A cicada molts

A cicada molts and dries its wings after spending 17 years in its subterranean hide-out. (Sun photo by Jerry Jackson / May 11, 2004)

The season of the cicada has arrived.

From Roland Park to College Park, the first wave of 17-year cicadas known as Brood X are crawling from subterranean hide-outs under cover of night and quietly - for now - taking positions in trees around the Baltimore area.

"It really is going on in people's yards, they just don't see it," said University of Maryland entomologist Mike Raupp, who has been perhaps the most tenacious tracker of Brood X's progress.

Raupp says he spotted "thousands" of cicadas in trees near the university campus the previous two evenings, as he and a National Geographic film crew documented what is being billed by scientists as the largest insect emergence in the world.

State officials will welcome the cicadas back today with a press event where they plan to offer such tips as where to see the insects and how to turn them into fly-fishing lures - not to mention hors d'oeuvres.

Billions of the sex-starved, flight-challenged insects remain underground, expected to surface in the coming days. But the first arrivals are already attracting attention.

In Roland Park, Amanda Toombs watched yesterday as her 2-year-old son Tommy plucked an empty, tea-colored cicada shell from the grass outside St. David's Nursery School.

"Do you like cicadas?" Toombs asked.

Tommy nodded shyly, then casually plucked off its legs.

A cicada nymph flees its burrow at sunset, climbs the nearest vertical object - typically a tree - and sheds its skin. As its exoskeleton hardens, its creamy white body darkens. Four to six days later, the nymph has become an adult and fills the air with its high-decibel dirges.

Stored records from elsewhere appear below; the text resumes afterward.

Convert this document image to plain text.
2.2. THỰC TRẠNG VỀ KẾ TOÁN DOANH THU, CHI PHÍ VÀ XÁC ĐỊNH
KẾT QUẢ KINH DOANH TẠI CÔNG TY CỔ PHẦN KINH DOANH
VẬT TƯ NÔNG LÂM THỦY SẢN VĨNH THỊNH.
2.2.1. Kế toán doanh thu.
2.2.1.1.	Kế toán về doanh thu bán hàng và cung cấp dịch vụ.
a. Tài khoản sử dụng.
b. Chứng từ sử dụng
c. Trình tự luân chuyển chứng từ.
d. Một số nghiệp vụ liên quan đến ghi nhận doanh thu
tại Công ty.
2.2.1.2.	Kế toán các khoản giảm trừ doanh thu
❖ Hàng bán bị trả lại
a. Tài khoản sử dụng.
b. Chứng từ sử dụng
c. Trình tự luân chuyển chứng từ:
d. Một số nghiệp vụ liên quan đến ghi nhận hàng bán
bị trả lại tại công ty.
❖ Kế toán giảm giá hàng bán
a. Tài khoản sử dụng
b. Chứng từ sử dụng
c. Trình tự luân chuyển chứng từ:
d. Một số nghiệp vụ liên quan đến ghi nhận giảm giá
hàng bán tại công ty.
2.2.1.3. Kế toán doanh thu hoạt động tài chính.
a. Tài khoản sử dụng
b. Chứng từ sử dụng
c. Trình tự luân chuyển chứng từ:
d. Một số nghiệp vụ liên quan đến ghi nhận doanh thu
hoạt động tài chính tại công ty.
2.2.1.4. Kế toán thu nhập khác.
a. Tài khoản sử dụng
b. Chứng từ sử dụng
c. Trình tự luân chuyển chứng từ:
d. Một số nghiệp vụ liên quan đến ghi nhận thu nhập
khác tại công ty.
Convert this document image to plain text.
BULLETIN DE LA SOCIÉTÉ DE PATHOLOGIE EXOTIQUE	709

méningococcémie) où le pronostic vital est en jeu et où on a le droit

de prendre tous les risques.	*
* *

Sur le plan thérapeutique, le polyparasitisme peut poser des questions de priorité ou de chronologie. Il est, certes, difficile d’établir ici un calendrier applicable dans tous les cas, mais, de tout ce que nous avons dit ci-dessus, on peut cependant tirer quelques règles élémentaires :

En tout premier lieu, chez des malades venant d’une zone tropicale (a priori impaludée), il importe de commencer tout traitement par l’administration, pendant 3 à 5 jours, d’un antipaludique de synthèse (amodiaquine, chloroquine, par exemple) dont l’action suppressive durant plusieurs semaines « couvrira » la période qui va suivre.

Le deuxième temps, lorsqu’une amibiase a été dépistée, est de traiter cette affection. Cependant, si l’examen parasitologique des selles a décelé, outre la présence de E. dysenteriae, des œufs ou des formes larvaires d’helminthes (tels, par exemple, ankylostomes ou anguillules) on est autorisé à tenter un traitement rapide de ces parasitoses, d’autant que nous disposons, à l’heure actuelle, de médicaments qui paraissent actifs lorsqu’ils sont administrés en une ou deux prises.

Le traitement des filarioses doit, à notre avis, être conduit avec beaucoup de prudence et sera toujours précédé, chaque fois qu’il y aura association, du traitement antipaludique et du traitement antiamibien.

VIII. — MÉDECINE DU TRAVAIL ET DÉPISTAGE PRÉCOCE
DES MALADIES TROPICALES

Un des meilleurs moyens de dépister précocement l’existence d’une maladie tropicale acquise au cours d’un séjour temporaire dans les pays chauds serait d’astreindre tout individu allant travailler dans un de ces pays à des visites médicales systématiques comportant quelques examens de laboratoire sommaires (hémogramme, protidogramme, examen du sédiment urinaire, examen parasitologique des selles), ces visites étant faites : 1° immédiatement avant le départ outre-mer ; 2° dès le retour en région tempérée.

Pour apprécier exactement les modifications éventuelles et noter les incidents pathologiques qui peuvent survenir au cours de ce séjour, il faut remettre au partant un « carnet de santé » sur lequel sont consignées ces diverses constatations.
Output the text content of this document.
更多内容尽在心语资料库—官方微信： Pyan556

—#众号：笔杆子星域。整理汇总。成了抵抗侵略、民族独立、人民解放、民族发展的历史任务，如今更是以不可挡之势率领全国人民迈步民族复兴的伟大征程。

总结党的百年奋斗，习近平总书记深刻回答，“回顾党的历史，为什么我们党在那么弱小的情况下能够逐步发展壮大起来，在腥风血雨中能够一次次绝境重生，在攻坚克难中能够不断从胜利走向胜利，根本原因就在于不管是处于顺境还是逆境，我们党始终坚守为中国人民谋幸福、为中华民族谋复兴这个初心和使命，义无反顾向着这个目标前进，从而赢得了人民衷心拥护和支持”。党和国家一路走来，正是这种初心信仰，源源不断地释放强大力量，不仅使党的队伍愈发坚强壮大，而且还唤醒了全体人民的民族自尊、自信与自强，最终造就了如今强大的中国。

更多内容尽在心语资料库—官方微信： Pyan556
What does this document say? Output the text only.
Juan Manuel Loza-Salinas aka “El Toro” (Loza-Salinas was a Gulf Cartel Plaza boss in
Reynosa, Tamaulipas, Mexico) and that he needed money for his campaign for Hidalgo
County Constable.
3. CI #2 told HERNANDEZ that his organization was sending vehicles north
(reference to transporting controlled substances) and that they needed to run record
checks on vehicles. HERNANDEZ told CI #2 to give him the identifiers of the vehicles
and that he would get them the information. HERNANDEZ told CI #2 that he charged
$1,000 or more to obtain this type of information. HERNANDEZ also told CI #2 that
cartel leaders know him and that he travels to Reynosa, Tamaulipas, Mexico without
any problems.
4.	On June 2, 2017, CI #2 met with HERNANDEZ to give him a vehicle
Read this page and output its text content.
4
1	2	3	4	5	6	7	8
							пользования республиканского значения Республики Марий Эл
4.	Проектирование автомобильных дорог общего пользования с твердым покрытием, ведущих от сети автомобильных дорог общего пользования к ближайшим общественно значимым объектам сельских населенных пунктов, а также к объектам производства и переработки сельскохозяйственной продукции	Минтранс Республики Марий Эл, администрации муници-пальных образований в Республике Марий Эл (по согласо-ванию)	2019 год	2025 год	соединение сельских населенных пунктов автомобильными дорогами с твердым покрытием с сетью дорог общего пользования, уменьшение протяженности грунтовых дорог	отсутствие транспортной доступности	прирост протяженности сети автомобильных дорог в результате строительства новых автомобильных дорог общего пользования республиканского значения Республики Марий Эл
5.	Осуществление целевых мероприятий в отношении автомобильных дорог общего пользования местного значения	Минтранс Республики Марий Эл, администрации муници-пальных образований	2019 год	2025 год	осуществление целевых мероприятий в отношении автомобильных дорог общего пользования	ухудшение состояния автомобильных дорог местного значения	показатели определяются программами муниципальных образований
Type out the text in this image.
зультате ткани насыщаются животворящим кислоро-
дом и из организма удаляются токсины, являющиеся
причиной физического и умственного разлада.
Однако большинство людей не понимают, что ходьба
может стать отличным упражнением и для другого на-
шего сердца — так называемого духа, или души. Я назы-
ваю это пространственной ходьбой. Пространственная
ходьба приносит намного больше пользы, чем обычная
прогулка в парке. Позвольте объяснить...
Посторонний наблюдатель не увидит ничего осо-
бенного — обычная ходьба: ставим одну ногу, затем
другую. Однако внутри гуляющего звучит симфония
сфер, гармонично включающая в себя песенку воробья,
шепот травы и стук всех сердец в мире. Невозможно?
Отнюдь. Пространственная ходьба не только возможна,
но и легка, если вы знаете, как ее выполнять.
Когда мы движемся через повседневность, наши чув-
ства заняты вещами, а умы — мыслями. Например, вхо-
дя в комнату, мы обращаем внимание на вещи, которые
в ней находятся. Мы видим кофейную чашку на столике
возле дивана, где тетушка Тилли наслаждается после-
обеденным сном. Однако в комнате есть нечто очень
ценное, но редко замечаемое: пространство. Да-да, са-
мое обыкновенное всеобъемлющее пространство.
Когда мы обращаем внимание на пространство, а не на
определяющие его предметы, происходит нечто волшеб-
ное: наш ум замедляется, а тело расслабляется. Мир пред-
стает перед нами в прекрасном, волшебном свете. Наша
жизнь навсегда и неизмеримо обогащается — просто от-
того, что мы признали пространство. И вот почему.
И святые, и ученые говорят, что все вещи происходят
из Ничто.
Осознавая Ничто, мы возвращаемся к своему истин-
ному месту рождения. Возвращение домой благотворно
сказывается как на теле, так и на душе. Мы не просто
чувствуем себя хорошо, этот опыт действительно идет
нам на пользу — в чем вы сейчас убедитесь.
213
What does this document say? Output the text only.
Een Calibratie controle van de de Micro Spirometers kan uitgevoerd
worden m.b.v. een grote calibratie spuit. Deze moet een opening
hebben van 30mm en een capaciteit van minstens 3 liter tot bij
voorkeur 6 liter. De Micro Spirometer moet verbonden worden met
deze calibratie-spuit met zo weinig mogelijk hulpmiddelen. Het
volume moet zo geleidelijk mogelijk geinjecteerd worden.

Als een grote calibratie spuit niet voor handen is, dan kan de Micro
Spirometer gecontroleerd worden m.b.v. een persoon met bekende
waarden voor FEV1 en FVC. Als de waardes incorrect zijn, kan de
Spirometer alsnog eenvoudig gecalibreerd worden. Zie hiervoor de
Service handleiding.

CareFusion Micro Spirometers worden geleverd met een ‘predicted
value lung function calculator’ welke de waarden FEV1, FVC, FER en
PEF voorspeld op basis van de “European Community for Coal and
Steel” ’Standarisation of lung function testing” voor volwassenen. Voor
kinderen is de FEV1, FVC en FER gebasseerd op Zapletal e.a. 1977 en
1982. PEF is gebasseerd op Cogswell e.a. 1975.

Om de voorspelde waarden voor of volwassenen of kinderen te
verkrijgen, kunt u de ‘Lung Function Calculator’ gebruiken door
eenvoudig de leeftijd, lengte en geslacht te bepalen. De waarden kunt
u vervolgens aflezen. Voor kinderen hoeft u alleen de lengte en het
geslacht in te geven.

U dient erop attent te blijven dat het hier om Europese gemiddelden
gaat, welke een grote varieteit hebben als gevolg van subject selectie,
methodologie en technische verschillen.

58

From the bug's perspective, being first can be a dicey strategy. Males who emerge early have the best shot at mating.

"If you're out early," notes Raupp, "you get the first date."

But there's a downside: Early risers can become easy pickings for robins, squirrels and other predators.

"These first ones are kind of cannon fodder: What you're going to find are shed skin and lots of wings," says Gaye Williams an entomologist at the state Department of Agriculture.

That's what drivers such as Harriett Tinker are also starting to find. The Cockeysville resident was on her way to work when "a big buzzy thing hit my windshield."

"It splatted and the body disappeared, but I thought, 'Aha, cicadas,'" she said.

Lew Shell, a horticultural consultant with the University of Maryland's Home and Garden Information Center, said that cicada sightings are just starting to trickle in from across the state. "I heard one singing in my own neighborhood after dark last night," said Shell, who lives in the Glen Burnie area.

Why some streets now have cicadas while others don't is an open question. Scientists know that cicadas typically leave their holes when the ground temperature reaches 64 degrees Fahrenheit. One theory: Lawns with a southern exposure warm faster and so see cicadas earlier.

"The exact cues are a little more of mystery," Raupp said.